Choosing small, specific goals like these allows you to demonstrate the value of AI to those you need to bring on board.
Tools can handle the automation of critical but time-consuming tasks like data cleansing and preparation - according to Adobe, data scientists spend an average of 45% of their time on data prep. By automating this work, data experts can instead focus on the high-value tasks associated with extracting and applying insights.
Self-Service AI
Analytics and data science in business were once thought to be an arcane art dictated from on high by expensive and highly-trained data scientists.
Those days are long gone; today, self-service, low-code, and no-code functions are available on integrated AI and ML platforms. As a result, analytics can be "democratised" throughout an organisation. With the right system in place, any member of the marketing team can log in and generate reports tailored to their specific needs, containing the information they require to solve their specific problems.
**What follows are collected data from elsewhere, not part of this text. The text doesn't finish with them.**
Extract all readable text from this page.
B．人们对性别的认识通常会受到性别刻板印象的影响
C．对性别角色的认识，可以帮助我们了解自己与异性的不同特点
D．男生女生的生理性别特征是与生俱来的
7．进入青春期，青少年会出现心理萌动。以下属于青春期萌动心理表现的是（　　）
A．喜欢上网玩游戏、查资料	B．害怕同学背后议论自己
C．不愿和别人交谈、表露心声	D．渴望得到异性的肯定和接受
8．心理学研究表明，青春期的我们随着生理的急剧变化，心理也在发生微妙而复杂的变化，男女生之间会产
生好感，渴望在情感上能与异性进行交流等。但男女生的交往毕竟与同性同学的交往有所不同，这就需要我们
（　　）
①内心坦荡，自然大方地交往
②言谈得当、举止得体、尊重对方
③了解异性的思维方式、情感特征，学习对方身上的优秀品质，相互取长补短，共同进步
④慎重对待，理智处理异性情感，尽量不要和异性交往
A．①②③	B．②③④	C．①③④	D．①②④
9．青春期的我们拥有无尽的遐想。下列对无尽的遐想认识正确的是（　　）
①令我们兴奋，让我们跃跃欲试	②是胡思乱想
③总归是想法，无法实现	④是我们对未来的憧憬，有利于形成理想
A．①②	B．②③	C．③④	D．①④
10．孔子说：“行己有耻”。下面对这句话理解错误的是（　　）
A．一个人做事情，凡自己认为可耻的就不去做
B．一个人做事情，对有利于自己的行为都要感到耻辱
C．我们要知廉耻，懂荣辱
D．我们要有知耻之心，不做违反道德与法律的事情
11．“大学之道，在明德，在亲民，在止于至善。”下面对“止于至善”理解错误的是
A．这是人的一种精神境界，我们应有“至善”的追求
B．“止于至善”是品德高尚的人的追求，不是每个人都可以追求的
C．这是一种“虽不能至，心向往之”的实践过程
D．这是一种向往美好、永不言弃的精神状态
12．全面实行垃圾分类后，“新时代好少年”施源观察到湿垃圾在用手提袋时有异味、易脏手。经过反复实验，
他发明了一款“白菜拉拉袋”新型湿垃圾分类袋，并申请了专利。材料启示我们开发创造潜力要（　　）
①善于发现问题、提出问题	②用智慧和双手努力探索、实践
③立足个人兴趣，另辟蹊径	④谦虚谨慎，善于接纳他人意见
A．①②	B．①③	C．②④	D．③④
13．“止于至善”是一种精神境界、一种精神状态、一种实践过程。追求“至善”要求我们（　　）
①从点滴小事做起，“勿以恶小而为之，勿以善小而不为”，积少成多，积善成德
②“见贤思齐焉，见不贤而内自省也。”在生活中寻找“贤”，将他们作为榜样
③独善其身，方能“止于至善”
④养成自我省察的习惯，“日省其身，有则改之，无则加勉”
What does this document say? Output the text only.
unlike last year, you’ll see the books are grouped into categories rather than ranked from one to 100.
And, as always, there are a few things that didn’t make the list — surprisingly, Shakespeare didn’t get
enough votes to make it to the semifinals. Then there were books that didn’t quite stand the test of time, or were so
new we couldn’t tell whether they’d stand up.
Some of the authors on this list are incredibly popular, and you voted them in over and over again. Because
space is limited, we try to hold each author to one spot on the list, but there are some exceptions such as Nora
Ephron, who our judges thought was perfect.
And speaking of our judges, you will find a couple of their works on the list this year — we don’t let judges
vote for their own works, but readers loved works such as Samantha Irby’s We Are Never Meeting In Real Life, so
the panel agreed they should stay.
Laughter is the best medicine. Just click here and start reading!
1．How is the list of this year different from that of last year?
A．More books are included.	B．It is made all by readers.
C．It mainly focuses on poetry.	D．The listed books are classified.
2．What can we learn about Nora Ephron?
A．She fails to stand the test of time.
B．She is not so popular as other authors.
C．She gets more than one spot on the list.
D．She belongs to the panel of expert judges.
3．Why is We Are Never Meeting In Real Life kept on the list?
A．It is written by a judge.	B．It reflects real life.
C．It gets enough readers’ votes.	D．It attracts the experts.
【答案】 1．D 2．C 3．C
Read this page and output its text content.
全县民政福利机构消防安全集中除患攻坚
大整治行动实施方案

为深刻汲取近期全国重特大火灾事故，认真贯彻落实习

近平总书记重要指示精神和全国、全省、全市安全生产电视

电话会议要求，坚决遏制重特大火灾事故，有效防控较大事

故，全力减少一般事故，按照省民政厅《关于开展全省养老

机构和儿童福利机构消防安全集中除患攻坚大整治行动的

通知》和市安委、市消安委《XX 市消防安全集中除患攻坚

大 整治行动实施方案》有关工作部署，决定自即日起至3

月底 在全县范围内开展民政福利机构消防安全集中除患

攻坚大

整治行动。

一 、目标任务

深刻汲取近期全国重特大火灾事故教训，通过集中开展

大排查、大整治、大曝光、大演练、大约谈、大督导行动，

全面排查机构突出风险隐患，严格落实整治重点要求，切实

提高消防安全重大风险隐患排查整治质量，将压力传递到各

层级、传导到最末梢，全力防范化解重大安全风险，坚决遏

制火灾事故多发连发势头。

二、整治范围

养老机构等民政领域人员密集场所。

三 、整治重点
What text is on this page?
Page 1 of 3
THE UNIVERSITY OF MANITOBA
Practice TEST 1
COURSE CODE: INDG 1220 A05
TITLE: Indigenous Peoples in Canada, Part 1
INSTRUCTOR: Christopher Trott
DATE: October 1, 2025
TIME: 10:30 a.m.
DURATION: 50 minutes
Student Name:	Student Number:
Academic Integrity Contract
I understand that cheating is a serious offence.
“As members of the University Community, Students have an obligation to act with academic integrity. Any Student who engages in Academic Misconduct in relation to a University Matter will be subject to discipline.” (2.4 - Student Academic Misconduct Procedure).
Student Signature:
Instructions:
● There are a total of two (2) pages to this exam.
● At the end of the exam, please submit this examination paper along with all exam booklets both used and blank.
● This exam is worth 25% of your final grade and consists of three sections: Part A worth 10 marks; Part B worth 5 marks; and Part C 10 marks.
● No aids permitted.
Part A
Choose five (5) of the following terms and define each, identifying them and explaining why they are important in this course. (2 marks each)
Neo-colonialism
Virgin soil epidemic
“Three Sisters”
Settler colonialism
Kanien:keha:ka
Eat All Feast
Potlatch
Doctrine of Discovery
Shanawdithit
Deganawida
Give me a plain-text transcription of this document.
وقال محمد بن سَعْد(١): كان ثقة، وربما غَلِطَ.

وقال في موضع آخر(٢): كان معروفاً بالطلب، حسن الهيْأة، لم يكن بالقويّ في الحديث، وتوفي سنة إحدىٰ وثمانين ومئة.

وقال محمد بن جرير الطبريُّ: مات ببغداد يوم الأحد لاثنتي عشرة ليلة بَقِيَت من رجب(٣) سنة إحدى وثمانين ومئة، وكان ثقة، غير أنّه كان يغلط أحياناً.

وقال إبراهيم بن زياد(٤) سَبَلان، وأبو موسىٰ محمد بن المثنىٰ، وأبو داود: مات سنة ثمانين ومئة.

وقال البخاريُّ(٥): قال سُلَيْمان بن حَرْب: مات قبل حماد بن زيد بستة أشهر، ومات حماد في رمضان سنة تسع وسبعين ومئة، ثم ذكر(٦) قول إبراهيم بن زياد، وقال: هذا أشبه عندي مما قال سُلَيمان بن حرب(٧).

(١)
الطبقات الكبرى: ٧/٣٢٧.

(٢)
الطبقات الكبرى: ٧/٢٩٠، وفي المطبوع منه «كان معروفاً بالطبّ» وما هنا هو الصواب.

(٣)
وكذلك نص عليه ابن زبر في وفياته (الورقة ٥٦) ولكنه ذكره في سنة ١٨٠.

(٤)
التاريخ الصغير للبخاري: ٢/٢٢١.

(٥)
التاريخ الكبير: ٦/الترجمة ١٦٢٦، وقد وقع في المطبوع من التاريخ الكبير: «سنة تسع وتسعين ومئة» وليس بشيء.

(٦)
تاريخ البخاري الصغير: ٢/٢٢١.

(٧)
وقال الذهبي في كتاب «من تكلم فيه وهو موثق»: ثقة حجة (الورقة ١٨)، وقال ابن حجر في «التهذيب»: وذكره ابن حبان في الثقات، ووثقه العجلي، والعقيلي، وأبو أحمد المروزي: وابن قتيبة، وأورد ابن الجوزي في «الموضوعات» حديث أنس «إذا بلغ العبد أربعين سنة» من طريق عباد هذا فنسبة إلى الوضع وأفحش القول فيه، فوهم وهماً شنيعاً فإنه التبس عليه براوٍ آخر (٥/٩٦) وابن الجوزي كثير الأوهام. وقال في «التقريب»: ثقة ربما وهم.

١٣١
After this, teams can begin to identify additional ways that AI and ML can be used to grow the business and collaborate to make them a reality.
Marketing departments have always been early adopters of new data and technology solutions, as well as trailblazers in putting them to use and demonstrating value. With the new generation of AI-powered data-driven tools and platforms that are emerging today, this trend appears to be continuing.
Understanding the key use cases for analytics in marketing and advertising, as well as developing the ability to align this technology with marketing goals, is the first step towards creating real growth and value.
Beyond that, we've only begun to scratch the surface of what AI will mean for business and society as a whole. However, it is clear that today's marketers have the toolset to ensure that they are leading the way in building the AI-driven organisations of the future.